Dava dosyasının 3. Defa işlemden kaldırıldığı tarihte geçerli olan 1086 sayılı HUMK 409. Maddesi; “Oturuma çağrılmış olan tarafların hiçbiri gelmediği veya gelip de davayı takip etmeyeceklerini bildirdikleri takdirde dava yenileninceye kadar dosyanın işlemden kaldırılmasına karar verilir.
Oturum gününün belli edilmesi için tarafların başvurması gereken hallerde, gün tespit ettirilmemiş ise, son işlem tarihinden başlayarak bir ay geçmekle birinci fıkra hükmü uygulanır.
Yukarıdaki fıkralar hükmü gereğince dosyası işlemden kaldırılmış olan dava, işlemden kaldırıldığı tarihten başlayarak üç ay içinde taraflardan birinin dilekçe ile başvurması üzerine yenilenebilir.
Yenileme dilekçesi, oturum, gün, saat ve yerini bildiren çağırı kağıdı ile birlikte taraflara tebliğ olunur
Dava dosyanın işlemden kaldırıldığı tarihten başlayarak bir ay geçtikten sonra yenilenirse yeniden harç alınır.
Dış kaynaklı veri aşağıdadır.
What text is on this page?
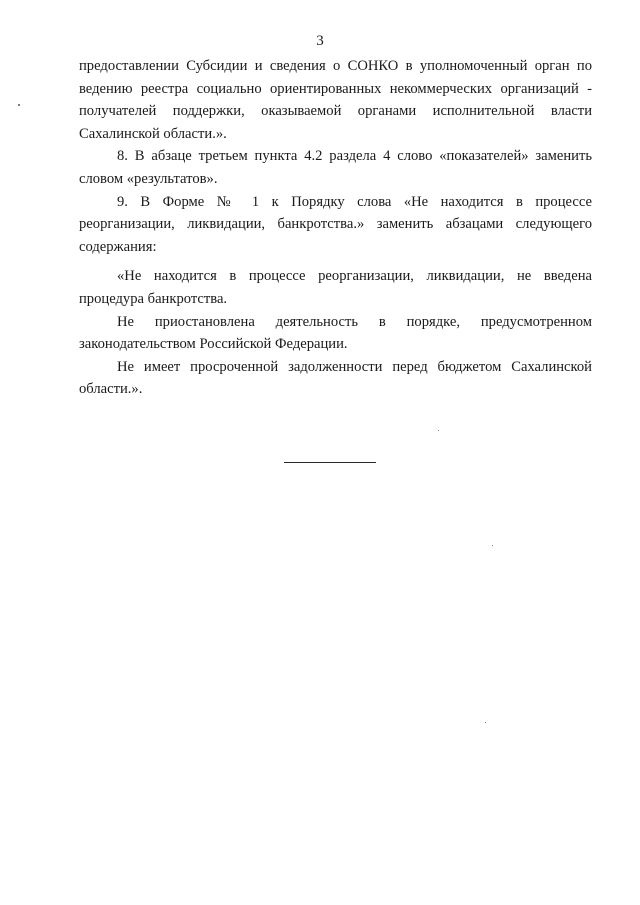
3

предоставлении Субсидии и сведения о СОНКО в уполномоченный орган по
ведению реестра социально ориентированных некоммерческих организаций -
получателей поддержки, оказываемой органами исполнительной власти
Сахалинской области.».

8. В абзаце третьем пункта 4.2 раздела 4 слово «показателей» заменить
словом «результатов».

9. В Форме № 1 к Порядку слова «Не находится в процессе
реорганизации, ликвидации, банкротства.» заменить абзацами следующего
содержания:

«Не находится в процессе реорганизации, ликвидации, не введена
процедура банкротства.

Не приостановлена деятельность в порядке, предусмотренном
законодательством Российской Федерации.

Не имеет просроченной задолженности перед бюджетом Сахалинской
области.».
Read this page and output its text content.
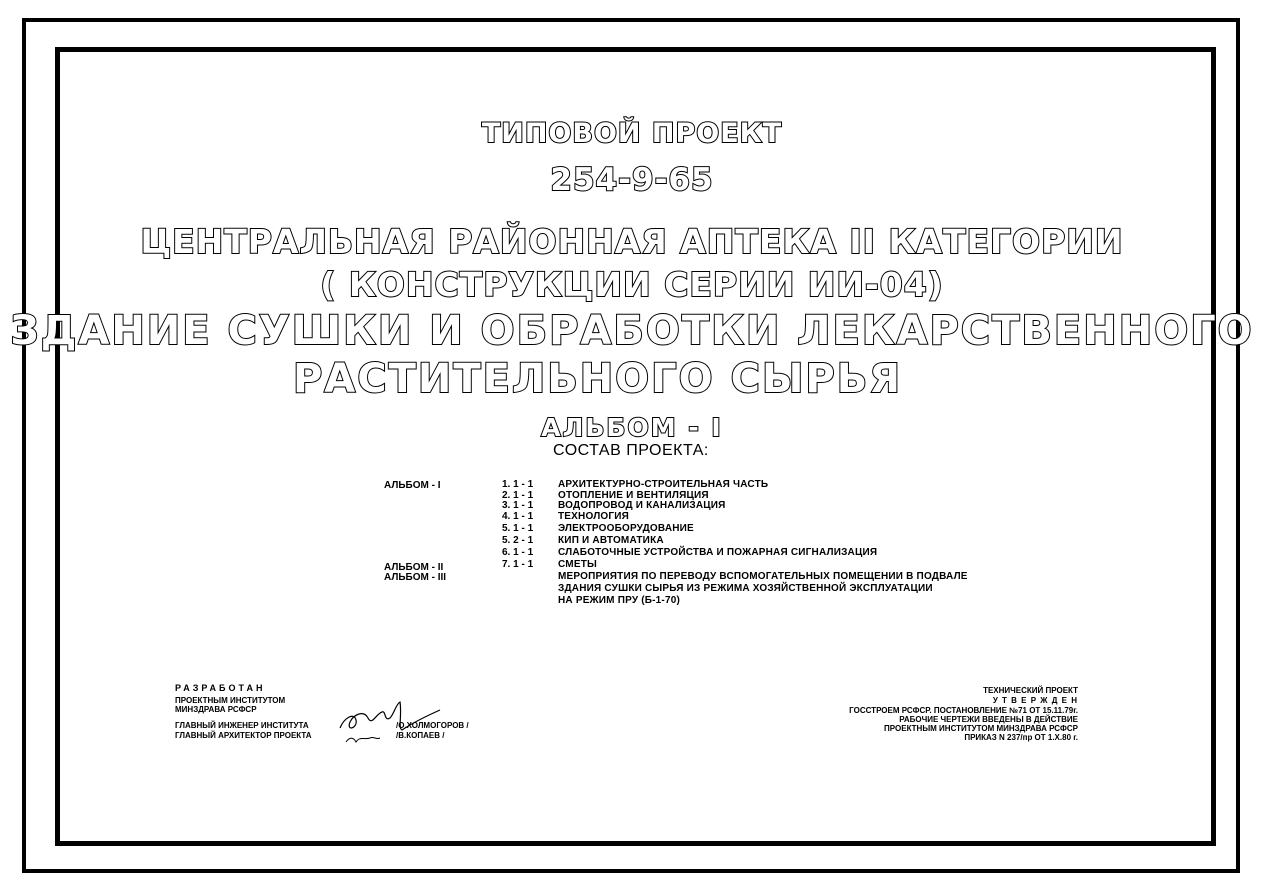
ТИПОВОЙ ПРОЕКТ
254-9-65
ЦЕНТРАЛЬНАЯ РАЙОННАЯ АПТЕКА II КАТЕГОРИИ
( КОНСТРУКЦИИ СЕРИИ ИИ-04)
ЗДАНИЕ СУШКИ И ОБРАБОТКИ ЛЕКАРСТВЕННОГО
РАСТИТЕЛЬНОГО СЫРЬЯ
АЛЬБОМ - I
СОСТАВ ПРОЕКТА:
АЛЬБОМ - I
АЛЬБОМ - II
АЛЬБОМ - III
1. 1 - 1
2. 1 - 1
3. 1 - 1
4. 1 - 1
5. 1 - 1
5. 2 - 1
6. 1 - 1
7. 1 - 1
АРХИТЕКТУРНО-СТРОИТЕЛЬНАЯ ЧАСТЬ
ОТОПЛЕНИЕ И ВЕНТИЛЯЦИЯ
ВОДОПРОВОД И КАНАЛИЗАЦИЯ
ТЕХНОЛОГИЯ
ЭЛЕКТРООБОРУДОВАНИЕ
КИП И АВТОМАТИКА
СЛАБОТОЧНЫЕ УСТРОЙСТВА И ПОЖАРНАЯ СИГНАЛИЗАЦИЯ
СМЕТЫ
МЕРОПРИЯТИЯ ПО ПЕРЕВОДУ ВСПОМОГАТЕЛЬНЫХ ПОМЕЩЕНИИ В ПОДВАЛЕ
ЗДАНИЯ СУШКИ СЫРЬЯ ИЗ РЕЖИМА ХОЗЯЙСТВЕННОЙ ЭКСПЛУАТАЦИИ
НА РЕЖИМ ПРУ (Б-1-70)
РАЗРАБОТАН
ПРОЕКТНЫМ ИНСТИТУТОМ
МИНЗДРАВА РСФСР
ГЛАВНЫЙ ИНЖЕНЕР ИНСТИТУТА
ГЛАВНЫЙ АРХИТЕКТОР ПРОЕКТА
/О.ХОЛМОГОРОВ /
/В.КОПАЕВ /
ТЕХНИЧЕСКИЙ ПРОЕКТ
У Т В Е Р Ж Д Е Н
ГОССТРОЕМ РСФСР. ПОСТАНОВЛЕНИЕ №71 ОТ 15.11.79г.
РАБОЧИЕ ЧЕРТЕЖИ ВВЕДЕНЫ В ДЕЙСТВИЕ
ПРОЕКТНЫМ ИНСТИТУТОМ МИНЗДРАВА РСФСР
ПРИКАЗ N 237/пр ОТ 1.Х.80 г.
Bu harç yenileyen tarafından ödenir ve karşı tarafa yüklenemez. Bu şekilde harç verilerek yenilenen dava, yeni bir dava sayılmaz.
İşlemden kaldırıldığı tarihten başlayarak üç ay içinde yenilenmeyen davalar açılmamış sayılır ve mahkemece bu hususta kendiliğinden karar verilerek kayıt kapatılır.
Birinci ve ikinci fıkralar gereğince işlemden kaldırılmasına karar verilmiş ve sonradan yenilenmiş olan dava, ilk yenilemeden sonra bir defadan fazla takipsiz bırakılamaz. Aksi halde beşinci fıkra hükmü uygulanır.”şeklindedir.
H.M.K.nun 150/6. maddesi;”.. işlemden kaldırılmasına karar verilen ve sonradan yenilenmiş olan dava ilk yenilemeden sonra bir defadan fazla takipsiz bırakılamaz aksi halde 5. fıkra hükmüne göre davanın açılmamış sayılmasına karar verilip kaydı kapatılır. ” şeklindedir.
Somut olayda; dava dosyasının ilk yenilemeden sonra 2 kez takipsiz bırakıldığı anlaşıldığından davanın açılmamış sayılmasına karar vermek gerekmiştir.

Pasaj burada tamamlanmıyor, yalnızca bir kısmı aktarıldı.